• ü ç ü n c ü •

7.9K 515 167
                                    

Do Hojoon -bu sunbae ve benim arasındaki sahte ilişkide ne yapmamız gerektiğiyle ilgilenen adamdı- sabahın erken saatlerinde biz ikimizi yanına çağırmıştı. Etraf durulana kadar kız stajyerler ve Yoongi sunbae ana binada kalıyorduk.

"Bugün," diye başlamıştı elindeki Starbucks kutusunu ağzına götürdükten sonra. "İlk yapmanız gerekenle başlıyoruz."

İrkildim, bunun bu kadar erken olabileceğini düşünmemiştim. En azından haberin yayınlanmasının üzerinden birkaç gün zaman geçebilirdi.

"Bu kadar erken mi?" diye sordum düşüncelerimi yansıtmaktan çekinmeden.

"Evet, basit bir şey bu," diye onayladı acı olduğunu düşündüğüm kahveyi tekrar ağzına götürüp. "Sizden tanışmanızı istiyorum, birbirinizi tanıyın. Böylece birkaç hafta sonra kamera karşısına geçtiğinizde iki yabancı gibi durmanızı istemiyorum."

Onunla dünkü konuşmamızı hatırladım ve hayır, basit bir şey değildi bu. Onu tanımak, çok zor olurdu. Geceki söylediği şeyleri bile sabaha kadar beynimde tekrarlanıyordu.

"Bu yüzden ister mesajlaşın, ister yüz yüze görüşün fakat lütfen birbirinize karşı çekingenlik göstermeyin. İkiniz aynı durumdasınız sonuçta." Bana bakarak söylediği cümlelerin ardından başımı sola çevirip güldüm. Hala benim hata yaptığımı düşünmesi saçmaydı. "Gidebilirsiniz."

Sinirlerime hakim olmaya çalıştım. Eğildim ve buradan bir an önce gitme amacıyla neredeyse koşarak oradan çıktım.

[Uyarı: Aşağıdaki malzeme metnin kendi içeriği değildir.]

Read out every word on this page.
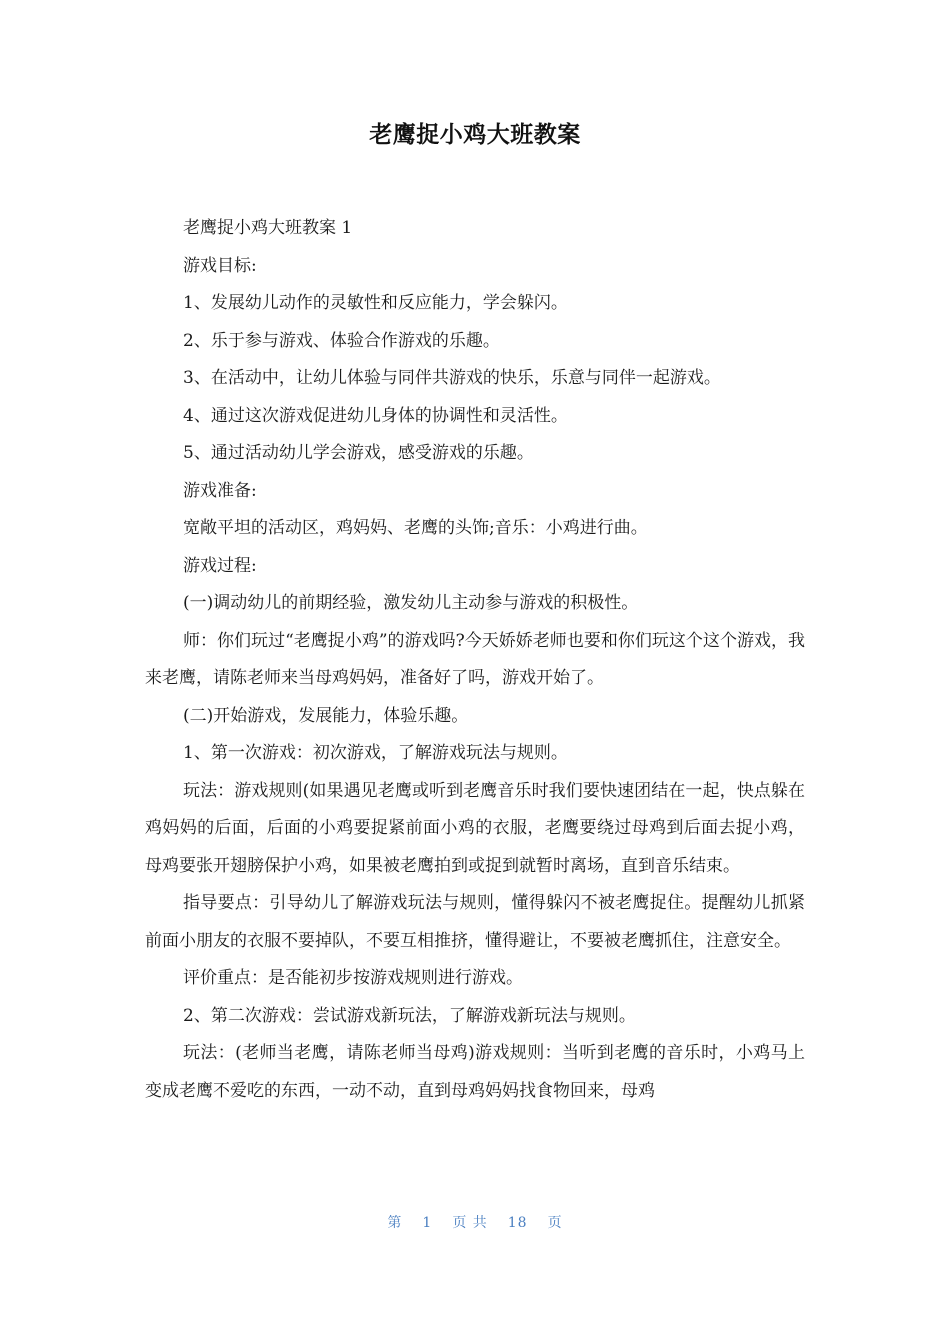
老鹰捉小鸡大班教案

老鹰捉小鸡大班教案 1

游戏目标:

1、发展幼儿动作的灵敏性和反应能力，学会躲闪。

2、乐于参与游戏、体验合作游戏的乐趣。

3、在活动中，让幼儿体验与同伴共游戏的快乐，乐意与同伴一起游戏。

4、通过这次游戏促进幼儿身体的协调性和灵活性。

5、通过活动幼儿学会游戏，感受游戏的乐趣。

游戏准备:

宽敞平坦的活动区，鸡妈妈、老鹰的头饰;音乐：小鸡进行曲。

游戏过程:

(一)调动幼儿的前期经验，激发幼儿主动参与游戏的积极性。

师：你们玩过“老鹰捉小鸡”的游戏吗?今天娇娇老师也要和你们玩这个这个游戏，我来老鹰，请陈老师来当母鸡妈妈，准备好了吗，游戏开始了。

(二)开始游戏，发展能力，体验乐趣。

1、第一次游戏：初次游戏，了解游戏玩法与规则。

玩法：游戏规则(如果遇见老鹰或听到老鹰音乐时我们要快速团结在一起，快点躲在鸡妈妈的后面，后面的小鸡要捉紧前面小鸡的衣服，老鹰要绕过母鸡到后面去捉小鸡，母鸡要张开翅膀保护小鸡，如果被老鹰拍到或捉到就暂时离场，直到音乐结束。

指导要点：引导幼儿了解游戏玩法与规则，懂得躲闪不被老鹰捉住。提醒幼儿抓紧前面小朋友的衣服不要掉队，不要互相推挤，懂得避让，不要被老鹰抓住，注意安全。

评价重点：是否能初步按游戏规则进行游戏。

2、第二次游戏：尝试游戏新玩法，了解游戏新玩法与规则。

玩法：(老师当老鹰，请陈老师当母鸡)游戏规则：当听到老鹰的音乐时，小鸡马上变成老鹰不爱吃的东西，一动不动，直到母鸡妈妈找食物回来，母鸡

第 1 页 共 18 页
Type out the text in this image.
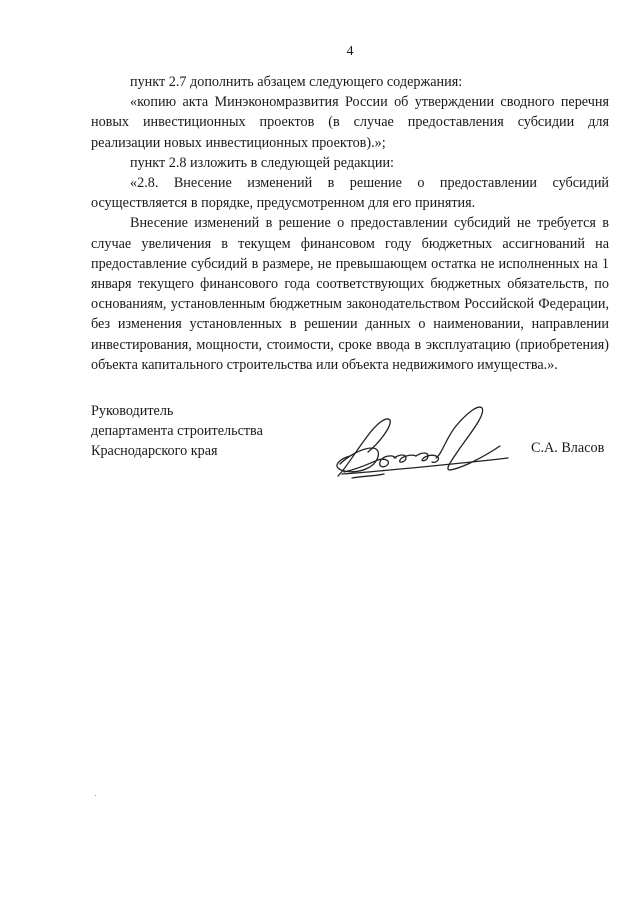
4

пункт 2.7 дополнить абзацем следующего содержания:

«копию акта Минэкономразвития России об утверждении сводного перечня новых инвестиционных проектов (в случае предоставления субсидии для реализации новых инвестиционных проектов).»;

пункт 2.8 изложить в следующей редакции:

«2.8. Внесение изменений в решение о предоставлении субсидий осуществляется в порядке, предусмотренном для его принятия.

Внесение изменений в решение о предоставлении субсидий не требуется в случае увеличения в текущем финансовом году бюджетных ассигнований на предоставление субсидий в размере, не превышающем остатка не исполненных на 1 января текущего финансового года соответствующих бюджетных обязательств, по основаниям, установленным бюджетным законодательством Российской Федерации, без изменения установленных в решении данных о наименовании, направлении инвестирования, мощности, стоимости, сроке ввода в эксплуатацию (приобретения) объекта капитального строительства или объекта недвижимого имущества.».

Руководитель
департамента строительства
Краснодарского края	С.А. Власов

"Dur," demişti asansörü beklediğim sırada. Ona dönmeme gerek yoktu, onun olduğunu anlamıştım. Bunun yerine eğilerek selam verdim. "Bana telefon numaranı ver."

Oh, şey, ne?

Asansör geldiğinde içeri girip elinde telefonuyla bekleyen sunbaeye baktım. Dudaklarını ıslattıktan sonra salak hareketim karşısında asansöre bindi.

"Telefonda daha iyi anlaşabiliriz."

Aklıma Do Hojoon'un fikrini uygulamaya çalıştığı yeni dank edince ufak bir şaşkınlık eşliğinde telefon numaramı ona söylemiştim.

Ben kafetaryada beni bekleyen kızların yanına gitmek için ikinci katta indiğimde o benimle inmemişti; büyük ihtimalle terasta tüttürecekti.

Etrafın durulmasını beklediğimiz için haftaya sunbae de, ben de yurtlarımıza geri dönecektik. Şu an için bizi ana binada tutuyorlardı.

İleride beni gören üyeler bana el sallayıp dikkatimi çektiklerinde nasıl bir şekilde yanlarına gideceğimden emin değildim hiç. Gülümsemeli miydim, mimiklerim nasıl olmalıydı bilmiyordum. Onlara arkadaşları Woori yüzünden bu halde olduğumu söyleyip yakınmak istiyordum fakat sonuçta o da, ben de aynı grupta çıkış yapacaktık, tartışmaya gerek yoktu.

"Hey," dedim. Gülümsediğimi umuyordum. "Hepiniz gelmişsiniz." Göz ucuyla Woori'ye baktım, yüzüme bakmıyordu bile.

"Senin için Subway'den kurabiye aldık," dedi Mira dediğim şeyi görmezden gelerek. "Damla çikolatalı hemde, sen çok seversin."

Bir sandalye çekip önüme uzatılan kurabiyeyi elime aldım. "Teşekkür ederim."

"Yoongi'yle tanıştın mı?"

Yiseul patavatsızca konuştuğunda Woori ile göz göze geldim.

"Yah, Yoongi değil sunbae, sunbae!" Hwaran gözlerini korkutucu şekilde büyüterek Yiseul'a susmasını belirtti.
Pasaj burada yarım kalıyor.